# Proposition 11

Cones and cylinders of the same height are to one another as their bases.

Let there be cones and cylinders of the same height, let the circles ABCD and EFGH be their bases, KL and MN their axes, and AC and EG the diameters of their bases.

I say that the circle ABCD is to the circle EFGH as the cone AL is to the cone EN.

For, if not, then the circle ABCD is to the circle EFGH as the cone AL is either to some solid less than the cone EN or to a greater.

First, let it be in that ratio to a less solid O, and let the solid X be equal to that by which the solid O is less than the cone EN. Therefore the cone EN equals the sum of the solids O and X.

IV.6

Inscribe the square EFGH in the circle EFGH. Therefore the square is greater than the half of the circle.

XII.6

Set up from the square EFGH a pyramid of equal height with the cone. Therefore the pyramid so set up is greater than the half of the cone, for if we circumscribe a square about the circle, and set up from it a pyramid of equal height with the cone, then the inscribed pyramid is half of the circumscribed pyramid, for they are to one another as their bases, while the cone is less than the circumscribed pyramid.

Bisect the circumferences EF, FG, GH, and HE at the points P, Q, R, and S, and join HP, PE, EQ, QF, FR, RG, GS, and SH.

Therefore each of the triangles HPE, EQF, FRG, and GSH is greater than the half of that segment of the circle about it.

Set up on each of the triangles HPE, EQF, FRG, and GSH a pyramid of equal height with the cone.
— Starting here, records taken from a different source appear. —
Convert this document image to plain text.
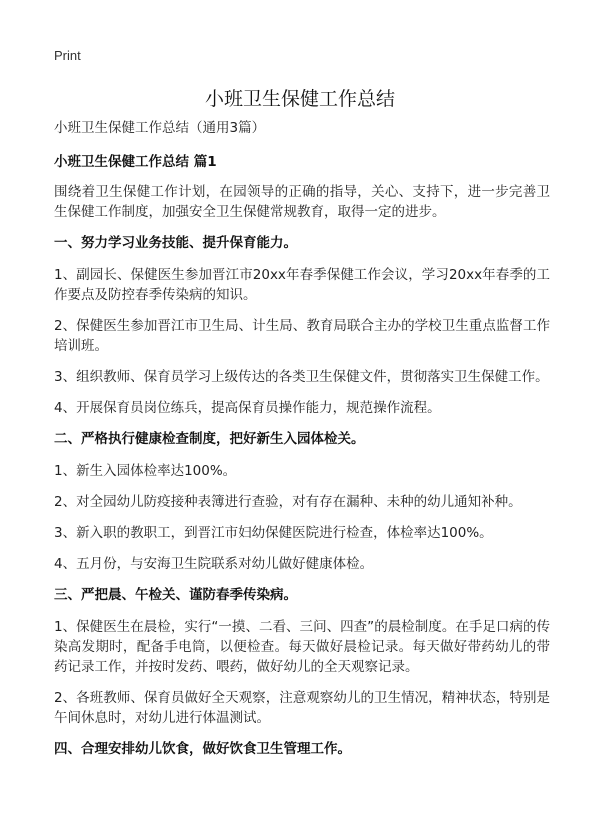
Print
小班卫生保健工作总结

小班卫生保健工作总结（通用3篇）

小班卫生保健工作总结 篇1

围绕着卫生保健工作计划，在园领导的正确的指导，关心、支持下，进一步完善卫生保健工作制度，加强安全卫生保健常规教育，取得一定的进步。

一、努力学习业务技能、提升保育能力。

1、副园长、保健医生参加晋江市20xx年春季保健工作会议，学习20xx年春季的工作要点及防控春季传染病的知识。

2、保健医生参加晋江市卫生局、计生局、教育局联合主办的学校卫生重点监督工作培训班。

3、组织教师、保育员学习上级传达的各类卫生保健文件，贯彻落实卫生保健工作。

4、开展保育员岗位练兵，提高保育员操作能力，规范操作流程。

二、严格执行健康检查制度，把好新生入园体检关。

1、新生入园体检率达100%。

2、对全园幼儿防疫接种表簿进行查验，对有存在漏种、未种的幼儿通知补种。

3、新入职的教职工，到晋江市妇幼保健医院进行检查，体检率达100%。

4、五月份，与安海卫生院联系对幼儿做好健康体检。

三、严把晨、午检关、谨防春季传染病。

1、保健医生在晨检，实行“一摸、二看、三问、四查”的晨检制度。在手足口病的传染高发期时，配备手电筒，以便检查。每天做好晨检记录。每天做好带药幼儿的带药记录工作，并按时发药、喂药，做好幼儿的全天观察记录。

2、各班教师、保育员做好全天观察，注意观察幼儿的卫生情况，精神状态，特别是午间休息时，对幼儿进行体温测试。

四、合理安排幼儿饮食，做好饮食卫生管理工作。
Therefore each of the pyramids so set up is also greater than the half of that segment of the cone about it.

X.1

Thus, bisecting the circumferences which are left, joining straight lines, setting up on each of the triangles pyramids of equal height with the cone, and doing this repeatedly, we shall leave some segments of the cone which are less than the solid X.

Let such be left, and let them be the segments on HP, PE, EQ, QF, FR, RG, GS, and SH. Therefore the remainder, the pyramid with the polygonal base HPEQFRGS and the same height as that of the cone, is greater than the solid O.

Now inscribe in the circle ABCD the polygon DTAUBVCW similar and similarly situated to the polygon HPEQFRGS, and on it set up a pyramid of equal height with the cone AL.

Since then the square on AC is to the square on EG as the polygon DTAUBVCW is to the polygon HPEQFRGS, while the square on AC is to the square on EG as the circle ABCD is to the circle EFGH, therefore the circle ABCD is to the circle EFGH as the polygon DTAUBVCW is to the polygon HPEQFRGS.

XII.6

But the circle ABCD is to the circle EFGH as the cone AL is to the solid 0, and the polygon DTAUBVCW is to the polygon HPEQFRGS as the pyramid with the polygonal base DTAUBVCW and the vertex L is to the pyramid with the polygonal base HPEQFRGS and the vertex N.

Therefore the cone AL is to the solid O as the pyramid with the polygonal base DTAUBVCW and vertex L is to the pyramid with the polygonal base HPEQFRGS and vertex N. Therefore, alternately the cone AL is to the pyramid in it as the solid O is to the pyramid in the cone EN.

But the cone AL is greater than the pyramid in it, therefore the solid O is also greater than the pyramid in the cone EN.

But it is also less, which is absurd.

Therefore the cone AL is not to any solid less than the cone EN as the circle ABCD is to the circle EFGH.

Similarly we can prove that neither is the cone EN to any solid less than the cone AL as the circle EFGH is to the circle ABCD.

I say next that neither is the cone AL to any solid greater than the cone EN as the circle ABCD is to the circle EFGH.

For, if possible, let it be in that ratio to a greater solid O. Therefore, inversely the circle EFGH is to the circle ABCD as the solid O is to the cone AL.

But the solid O is to the cone AL as the cone EN to some solid less than the cone AL, therefore the circle EFGH is to the circle ABCD as the cone EN is to some solid less than the cone AL, which was proved impossible.

Therefore the cone AL is not to any solid greater than the cone EN as the circle ABCD is to the circle EFGH.

But it was proved that neither is it in this ratio to a less solid, therefore the circle ABCD is to the circle EFGH as the cone AL is to the cone EN.

XII.10

But the cone is to the cone as the cylinder is to the cylinder, for each is triple each. Therefore the circle ABCD is to the circle EFGH as are the cylinders on them of equal height.

Therefore, cones and cylinders of the same height are to one another as their bases.

Q.E.D.

## Guide

#### Use of this proposition

This proposition is used in the proofs of XII.13 and XII.14 when the cylinders under question have the same height and equal bases, and in the proof of XII.15 for cylinders of different heights.